Hello friends, we had a wonderful evening for the opening of the INIS OIRR exhibition this week, thank you to all who came and my dear pal Glen Hansard coming all the way from Dublin to bless us with his music. Those further afield who’d like to take a look, you’ll find a link to the catalogue here: Inis Oirr, Field System.
The Trinity cushion: Three in One. St Andrew’s Church, Ashburton , November 2024.
‘Make peace with yourself, and both heaven and earth will make peace with you.’
St Isaac the Syrian
Being Called Out
Last week’s meeting at Canterbury Cathedral gate (see last week’s post: Everything Faster Than Everything Else) has stayed with me. At that moment I was irritated by guards carrying card machines blocking the way into the cathedral.

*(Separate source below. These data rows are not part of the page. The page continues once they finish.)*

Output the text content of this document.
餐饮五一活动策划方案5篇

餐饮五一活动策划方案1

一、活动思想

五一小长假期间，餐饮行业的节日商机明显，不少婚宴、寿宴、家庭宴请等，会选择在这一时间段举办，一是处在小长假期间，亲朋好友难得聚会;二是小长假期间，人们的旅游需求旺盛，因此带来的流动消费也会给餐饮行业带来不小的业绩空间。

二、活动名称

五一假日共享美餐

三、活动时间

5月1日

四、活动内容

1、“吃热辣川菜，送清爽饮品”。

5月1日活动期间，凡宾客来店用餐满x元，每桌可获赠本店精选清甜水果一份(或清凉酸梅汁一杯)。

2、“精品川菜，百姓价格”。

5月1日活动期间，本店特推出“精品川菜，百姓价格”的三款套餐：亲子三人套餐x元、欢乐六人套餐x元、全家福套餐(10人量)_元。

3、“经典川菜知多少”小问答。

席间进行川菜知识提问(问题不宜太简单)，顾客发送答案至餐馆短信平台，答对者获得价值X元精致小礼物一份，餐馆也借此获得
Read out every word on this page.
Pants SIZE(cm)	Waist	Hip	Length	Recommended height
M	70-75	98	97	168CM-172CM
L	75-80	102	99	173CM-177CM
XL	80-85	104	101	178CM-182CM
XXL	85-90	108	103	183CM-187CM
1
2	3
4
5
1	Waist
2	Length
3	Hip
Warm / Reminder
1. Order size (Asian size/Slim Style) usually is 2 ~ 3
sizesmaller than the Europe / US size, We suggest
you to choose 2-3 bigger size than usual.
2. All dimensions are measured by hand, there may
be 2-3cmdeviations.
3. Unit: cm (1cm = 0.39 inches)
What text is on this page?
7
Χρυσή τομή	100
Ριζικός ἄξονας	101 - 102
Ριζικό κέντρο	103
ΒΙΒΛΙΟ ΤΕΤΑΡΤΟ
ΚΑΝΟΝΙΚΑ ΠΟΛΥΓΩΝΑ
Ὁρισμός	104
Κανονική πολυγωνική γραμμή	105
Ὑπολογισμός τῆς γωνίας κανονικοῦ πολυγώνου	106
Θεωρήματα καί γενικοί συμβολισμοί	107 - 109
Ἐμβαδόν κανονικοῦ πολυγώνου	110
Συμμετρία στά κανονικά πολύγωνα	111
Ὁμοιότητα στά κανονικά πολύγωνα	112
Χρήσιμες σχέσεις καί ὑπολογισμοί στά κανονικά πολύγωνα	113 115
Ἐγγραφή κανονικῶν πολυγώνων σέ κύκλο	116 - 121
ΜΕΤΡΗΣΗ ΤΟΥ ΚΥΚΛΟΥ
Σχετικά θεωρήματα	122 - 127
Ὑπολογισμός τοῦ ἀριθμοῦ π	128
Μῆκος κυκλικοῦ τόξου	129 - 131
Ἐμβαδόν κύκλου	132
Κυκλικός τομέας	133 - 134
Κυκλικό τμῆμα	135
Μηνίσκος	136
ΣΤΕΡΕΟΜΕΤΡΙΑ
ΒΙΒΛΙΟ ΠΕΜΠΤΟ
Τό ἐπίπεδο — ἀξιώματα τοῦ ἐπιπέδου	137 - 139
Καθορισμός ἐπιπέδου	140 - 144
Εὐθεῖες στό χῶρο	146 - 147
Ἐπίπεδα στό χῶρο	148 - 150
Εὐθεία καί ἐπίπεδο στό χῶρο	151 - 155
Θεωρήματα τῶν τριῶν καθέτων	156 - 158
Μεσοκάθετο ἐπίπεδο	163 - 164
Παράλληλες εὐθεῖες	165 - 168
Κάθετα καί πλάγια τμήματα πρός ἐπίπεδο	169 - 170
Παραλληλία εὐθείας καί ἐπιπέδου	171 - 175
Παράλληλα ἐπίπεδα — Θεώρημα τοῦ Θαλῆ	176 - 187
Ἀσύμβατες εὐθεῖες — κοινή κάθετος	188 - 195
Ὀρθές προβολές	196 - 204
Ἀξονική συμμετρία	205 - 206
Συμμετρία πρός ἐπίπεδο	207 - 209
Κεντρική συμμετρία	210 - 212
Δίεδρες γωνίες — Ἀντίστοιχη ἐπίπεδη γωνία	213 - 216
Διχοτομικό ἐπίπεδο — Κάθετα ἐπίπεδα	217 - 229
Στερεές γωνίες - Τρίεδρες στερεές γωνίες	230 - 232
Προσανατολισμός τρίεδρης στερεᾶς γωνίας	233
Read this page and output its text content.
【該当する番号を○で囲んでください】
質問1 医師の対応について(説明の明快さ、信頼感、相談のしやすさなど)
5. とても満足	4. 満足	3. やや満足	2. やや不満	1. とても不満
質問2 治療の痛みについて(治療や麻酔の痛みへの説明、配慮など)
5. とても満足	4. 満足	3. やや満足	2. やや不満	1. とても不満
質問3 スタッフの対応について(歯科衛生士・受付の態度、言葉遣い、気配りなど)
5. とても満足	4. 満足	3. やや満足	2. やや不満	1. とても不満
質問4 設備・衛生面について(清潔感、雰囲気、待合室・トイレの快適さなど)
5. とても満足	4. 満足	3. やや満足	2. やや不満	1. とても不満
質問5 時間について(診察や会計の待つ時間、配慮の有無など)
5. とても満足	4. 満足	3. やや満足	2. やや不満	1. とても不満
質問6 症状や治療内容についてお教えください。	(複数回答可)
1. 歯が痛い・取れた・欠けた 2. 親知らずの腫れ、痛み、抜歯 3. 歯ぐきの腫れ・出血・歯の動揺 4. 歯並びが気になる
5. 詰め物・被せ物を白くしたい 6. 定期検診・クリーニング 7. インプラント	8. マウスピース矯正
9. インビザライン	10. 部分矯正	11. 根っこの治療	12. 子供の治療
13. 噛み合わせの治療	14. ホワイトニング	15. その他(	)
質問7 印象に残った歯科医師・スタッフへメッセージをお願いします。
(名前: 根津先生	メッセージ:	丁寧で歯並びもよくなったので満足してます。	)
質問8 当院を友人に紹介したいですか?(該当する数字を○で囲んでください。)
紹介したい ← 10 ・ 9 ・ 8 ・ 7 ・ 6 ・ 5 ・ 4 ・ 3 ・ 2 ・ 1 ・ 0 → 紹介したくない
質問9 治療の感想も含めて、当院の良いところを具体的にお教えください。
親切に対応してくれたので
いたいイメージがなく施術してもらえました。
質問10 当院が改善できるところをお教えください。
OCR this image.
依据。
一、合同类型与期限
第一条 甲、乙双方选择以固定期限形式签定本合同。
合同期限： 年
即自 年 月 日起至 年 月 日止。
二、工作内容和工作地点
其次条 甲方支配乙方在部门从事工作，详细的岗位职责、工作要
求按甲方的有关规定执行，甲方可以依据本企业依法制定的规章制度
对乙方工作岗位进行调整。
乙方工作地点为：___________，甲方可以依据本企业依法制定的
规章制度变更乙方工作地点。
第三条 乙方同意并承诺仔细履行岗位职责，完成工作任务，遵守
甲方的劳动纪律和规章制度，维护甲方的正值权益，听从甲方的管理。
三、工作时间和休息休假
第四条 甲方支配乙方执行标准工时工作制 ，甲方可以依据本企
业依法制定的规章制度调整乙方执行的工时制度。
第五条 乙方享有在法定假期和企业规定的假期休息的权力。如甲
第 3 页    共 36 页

I could have done with at least a whiff of the transformational before the monied-grind of the transactional. But, once I had cooled my boots, I realised my own complicitness with the scenario. I had wandered over after a nice breakfast and coffee, not remotely pilgrimed, just wanting it all laid out with zero effort. The guard mirrored my bare-minimum attitude. We were all tied up in the same thing. And, just for the record, I do know these places cost a fortune to maintain. But I was surprised at myself. How I was able to immediately slip back into a consumptive mind.
There’s an odd juxtaposition I know, between consumption and consumptive, but I can’t help but feel they are related. That the unthinking consumerism that Christ so railed against is, by its nature, at heart, a wasting disease. And in the granular snapshot of the encounter at the gate we are troubled into a far bigger malaise often going on in the wider Christian experience. Nothing is really being asked of us providing the church continues to grow and the balances get balanced. Well, that’s not always the case these days, and in that very – supposed – decline there is the opportunity for something else to happen. A genuine green shoot. In this week of the American election I think about my great uncle Hamer Broadbent:
Even when the powers of the mightiest empire are put in the Church’s hands, they do not enable her to save the State from destruction, for, in abandoning the position which her very name implies, of being “called out” of the world, and of separation to Christ, she loses the power that comes from subjection to her Lord, exchanging it for an earthly authority that is fatal to herself…. as the churches increased, the first zeal flagged and conformity to the world and its ways increased…
E.H. Broadbent, The Pilgrim Church, 1931
Oh Rose, thou art sick.
William Blake
Wow, fatal to herself.
I can’t be serving two Guvnors. Christians can’t be serving two Guvnors. I saw something big in that grain-of-sand that was the moment at the Cathedral gates.
But let’s not just be slagging the lad with the card machine. Let’s think some small, personal thoughts and work out from there.